La lutte contre les discriminations en Wallonie : les chiffres marquants d’une année 2020 mouvementée
Chaque année, le rapport annuel d’Unia, le Centre interfédéral pour l’égalité des chances, est attendu par les intervenants du secteur, tant institutionnels qu’associatifs, qui y trouvent un aperçu de l’état des lieux du pays en matière de discriminations enregistrées au cours de l’exercice écoulé. L’édition 2020 de cette année n’a pas échappé à la règle. Et ce rapport général a donné lieu à un rapport complémentaire, portant sur la seule Wallonie, présenté récemment lors d’un webinaire. Avec toujours le même condensé de données et de pistes de travail qui distillent un message oscillant entre perspectives d’espoir et nécessité de vigilance.
De l’aveu de son chef du service local francophone, Michel Vanderkam, la commune est l’acteur incontournable de la lutte contre les discriminations, un intervenant qui bénéficie tout à la fois des compétences nécessaires et de la proximité indispensable avec les citoyen(ne)s et les acteurs de terrain. Unia dispose, de son côté, d’un service local de six personnes qui travaille sur la Wallonie. Ces personnes sont réparties en binômes qui couvrent le territoire wallon par province, assurant le travail au départ de quatre bureaux mis à leur disposition à Mons, Charleroi, Namur et Liège, auxquels s’ajoutent des locaux mis ponctuellement à leur disposition.

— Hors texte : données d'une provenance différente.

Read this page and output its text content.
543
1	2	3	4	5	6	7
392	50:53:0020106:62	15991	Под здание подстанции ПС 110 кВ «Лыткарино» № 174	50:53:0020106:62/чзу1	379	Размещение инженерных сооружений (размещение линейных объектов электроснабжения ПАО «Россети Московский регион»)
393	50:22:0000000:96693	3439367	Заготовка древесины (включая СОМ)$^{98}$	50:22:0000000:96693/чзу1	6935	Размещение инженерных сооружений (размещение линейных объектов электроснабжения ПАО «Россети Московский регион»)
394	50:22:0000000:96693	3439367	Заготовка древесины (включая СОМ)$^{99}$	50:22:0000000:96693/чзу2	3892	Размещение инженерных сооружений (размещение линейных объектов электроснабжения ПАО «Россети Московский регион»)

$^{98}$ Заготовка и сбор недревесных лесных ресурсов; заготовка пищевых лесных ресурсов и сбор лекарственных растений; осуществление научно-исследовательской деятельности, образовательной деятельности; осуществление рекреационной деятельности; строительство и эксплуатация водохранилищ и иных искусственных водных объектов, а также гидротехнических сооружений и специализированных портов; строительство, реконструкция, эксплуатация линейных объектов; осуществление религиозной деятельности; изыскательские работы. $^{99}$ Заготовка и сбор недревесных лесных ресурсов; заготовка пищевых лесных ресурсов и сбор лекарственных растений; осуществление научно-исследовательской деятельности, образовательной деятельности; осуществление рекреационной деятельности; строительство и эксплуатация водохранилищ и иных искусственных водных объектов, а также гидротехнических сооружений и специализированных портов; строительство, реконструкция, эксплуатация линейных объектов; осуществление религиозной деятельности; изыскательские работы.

Les trois missions complémentaires d’Unia
La première tâche du service local francophone d’Unia est le traitement des signalements individuels de discriminations. Les personnes concernées sont toutes celles qui s’estiment victimes ou qui sont témoins d’une discrimination, ou simplement qui recherchent des renseignements sur le sujet. La première étape est d’écouter ces personnes et d’analyser avec elles s’il s’agit bien d’une forme de discrimination au sens de la loi, et si Unia est compétente pour intervenir dans cette situation. Dans le cas où Unia est compétente, le service local cherche toujours une solution qui passe par le dialogue et la conciliation. Si la discrimination est avérée, une résolution du problème est recherchée, avec une éventuelle indemnisation de la victime. En cas d’échec de cette conciliation, Unia peut ester en justice, mais cela ne représente que moins d’un pourcent des dossiers.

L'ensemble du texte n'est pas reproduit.